DescriptionShravan Kumar Tiwari
2023-11-10 09:43:59 UTC
Description of problem:
One of our Telco customer performing RHOSP16.2 to 17.1 upgrade and after OSP upgrade completed successfully he has to do the Leapp upgrade of ndoe from RHEL8 to RHEL9 (he is following doc section https://access.redhat.com/documentation/en-us/red_hat_openstack_platform/17.1/html-single/framework_for_upgrades_16.2_to_17.1/index#upgrading-the-undercloud-operating-system).
The problem that they experience that nic eno49 and eno50 belongs to Bond0 and after leapp upgrade both eno49 and eno50 are represented with same mac address.
Customer thinks "due to a bug in the ansible code generating this files it writes eno49 and eno50 which are part of the same bond the same mac.
It writes the same mac instead of taking care of the fact that they have the same mac because they are in a LACP bond, it would for eno50 take it's permaddr."
When you change this manually (for eno50 to :61) it works perfectly fine after a server reboot.
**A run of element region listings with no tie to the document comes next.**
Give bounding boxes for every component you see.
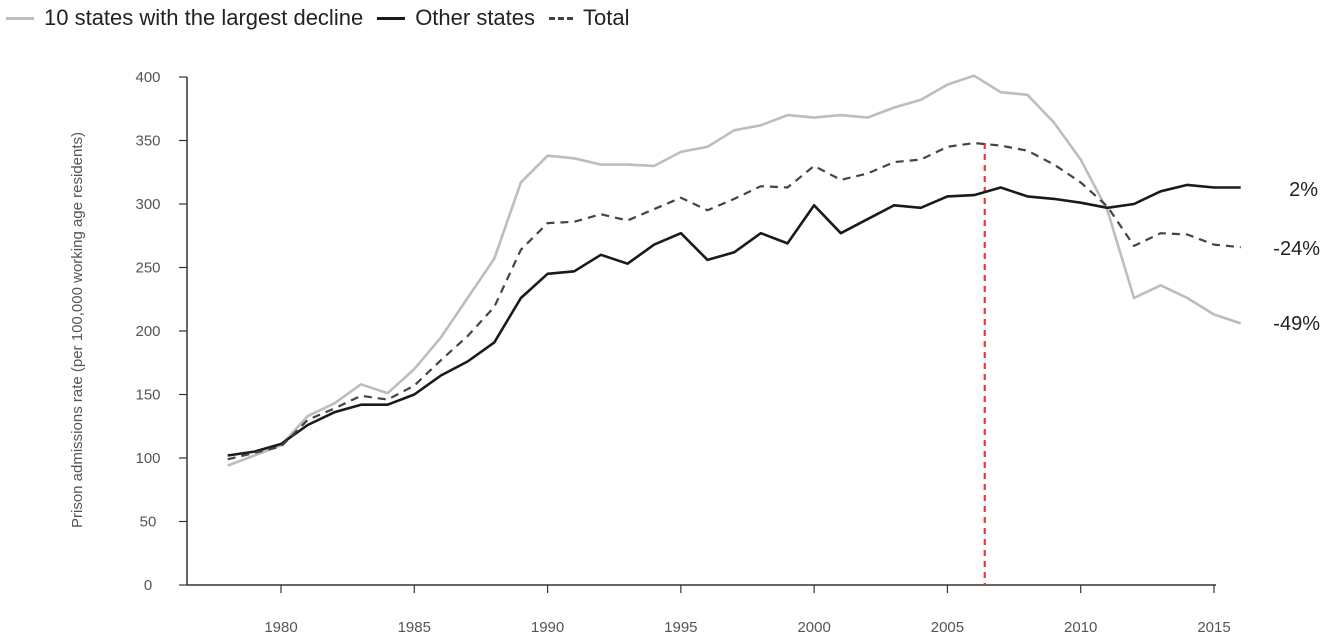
- series-line-3: [227, 141, 1241, 461]
- y-tick-label: 350: [135, 133, 160, 150]
- y-tick-label: 100: [135, 450, 160, 467]
- series-end-label: -24%: [1273, 238, 1320, 260]
- series-line-2: [227, 183, 1241, 457]
- series-line-1: [227, 74, 1242, 467]
- legend: 10 states with the largest decline Other…: [6, 2, 644, 34]
- y-tick-label: 0: [144, 577, 152, 594]
- x-tick-label: 2010: [1064, 619, 1097, 636]
- legend-swatch-icon: [377, 16, 406, 20]
- y-tick-label: 150: [135, 387, 160, 404]
- y-axis-title: Prison admissions rate (per 100,000 work…: [69, 132, 86, 528]
- x-tick-label: 1990: [531, 619, 564, 636]
- legend-label: Total: [583, 5, 630, 30]
- series-end-label: -49%: [1273, 313, 1320, 335]
- legend-label: 10 states with the largest decline: [44, 5, 364, 30]
- x-tick-label: 1985: [398, 619, 431, 636]
- x-tick-label: 2015: [1197, 619, 1230, 636]
- x-tick-label: 2005: [931, 619, 964, 636]
- legend-item-total: Total: [549, 5, 630, 31]
- y-tick-label: 250: [135, 260, 160, 277]
- legend-swatch-icon: [549, 16, 574, 20]
- y-tick-label: 300: [135, 196, 160, 213]
- legend-label: Other states: [415, 5, 536, 30]
- x-tick-label: 2000: [797, 619, 830, 636]
- y-tick-label: 400: [135, 69, 160, 86]
- y-tick-label: 200: [135, 323, 160, 340]
- legend-swatch-icon: [6, 16, 34, 20]
- series-end-label: 2%: [1289, 179, 1318, 201]
- y-tick-label: 50: [140, 514, 157, 531]
- legend-item-largest-decline: 10 states with the largest decline: [6, 5, 363, 31]
- legend-item-other-states: Other states: [377, 5, 535, 31]
- x-tick-label: 1995: [664, 619, 697, 636]
- x-tick-label: 1980: [264, 619, 297, 636]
When you don't modify this interfaces get terribly mixed up.
Problematic code part:
------------------------
The wrong code can be found in the rendered ansible code for example:
- name: Keep nics with prefix in NICsPrefixesToUdev from renaming
vars:
nics_prefixes_to_keep: {get_attr: [RoleParametersValue, value, 'nics_prefixes_to_keep']}
# (.ifname | test("^.*\\..*$") | not) removes vlan nics like ens1.1
# (.ifname | test("^.*v[0-9]*$") | not) removes virtual function nics ens1v1
# (.ifname | test("^.*_[0-9]*$") | not) also removes virtual function nics ens1_1
shell: >
ip -j link show | jq -r --arg prefix "{{ item }}" '.[] | select((.ifname | startswith($prefix)) and (.ifname | test("^.*v[0-9]*$")|not) and (.ifname | test("^.*_[0-9]*$") | not) and (.ifname | test("^.*\\..*$") | not)) | "SUBSYSTEM==\"net\",ACTION==\"add\",DRIVERS==\"?*\"," + "NAME=\"" + .ifname +"\" ,ATTR{address}==\"" + .address + "\""' >> /etc/udev/rules.d/70-rhosp-persistent-net.rules
loop: "{{ nics_prefixes_to_keep|list }}"
What workaround customer tried:
-------------------------------
Modifying the code to the following, to make sure the perm_address is used instead of the duplicate address does the trick:
ip -j link show | jq -r --arg prefix "en" '.[] | select((.ifname | startswith($prefix)) and (.ifname | test("^.*v[0-9]*$")|not) and (.ifname | test("^.*_[0-9]*$") | not) and (.ifname | test("^.*\\..*$") | not)) | if .permaddr? then .address=.permaddr else . end | "SUBSYSTEM==\"net\",ACTION==\"add\",DRIVERS==\"?*\"," + "NAME=\"" + .ifname +"\" ,ATTR{address}==\"" + .address + "\""'
Expected results:
- The deployment scripts used for RHOSP upgrade/Leapp should take care of this and upgrade should not fail.
Additional info:
1- This issue happens for all roles, here it's reported for director, but also all other roles suffer from this code bug.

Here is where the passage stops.